Down on the industrial estate, Feliks found the reinforced door wide open. The abandoned warehouse was been deserted once more. No background moan of hope-starved patients. No hum and rattle of machinery. Moonlight cut through shattered skylights. Feliks doubted himself, slumping to the floor as panicked levels of uncertainty flooded his mind; unsure if any of it had been real. Facedown to the floor, Feliks sensed something ahead. A glow from a distant back room. Bewilderment gave way to a budding self-conviction. There was still hope.

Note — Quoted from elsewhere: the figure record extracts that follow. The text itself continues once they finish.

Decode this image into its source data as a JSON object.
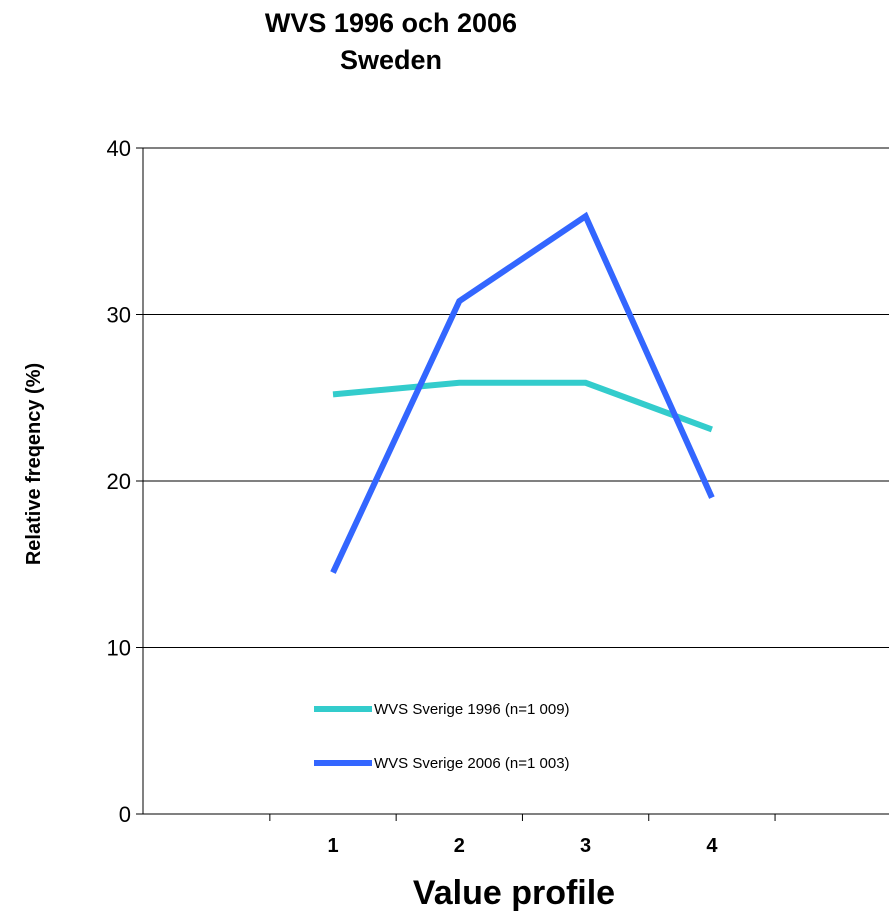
{
  "chart_data": {
    "type": "line",
    "title": "WVS 1996 och 2006",
    "subtitle": "Sweden",
    "xlabel": "Value profile",
    "ylabel": "Relative freqency (%)",
    "categories": [
      "1",
      "2",
      "3",
      "4"
    ],
    "yticks": [
      "0",
      "10",
      "20",
      "30",
      "40"
    ],
    "ylim": [
      0,
      40
    ],
    "grid": true,
    "legend_position": "inside-lower-left",
    "series": [
      {
        "name": "WVS Sverige 1996 (n=1 009)",
        "color": "#33CCCC",
        "values": [
          25.2,
          25.9,
          25.9,
          23.1
        ]
      },
      {
        "name": "WVS Sverige 2006 (n=1 003)",
        "color": "#3366FF",
        "values": [
          14.5,
          30.8,
          35.9,
          19.0
        ]
      }
    ]
  }
}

Feliks hauled himself to his feet. Passing through a doorway, Feliks stood in a room with a view. A glorious horizon of an artist’s pastel sky. A heavenly figure stood with their back to him, looking towards the glory. Feliks limped closer, fighting the urge to accept this vision as reality to avoid suffocating disappointment. The person turned to face him. His wife.
He reached out with a cautious hand, delirious conviction rising. His hand lowered towards her shoulder with the expectation of passing through her body like a soft breeze. Instead, his hand softly rested on her shoulder.
Touch.
In that instant he was lavishly reunited with everything he ever needed. No prize could be awarded, no lottery won. No sensation could come close to the completed journey of a relationship restored.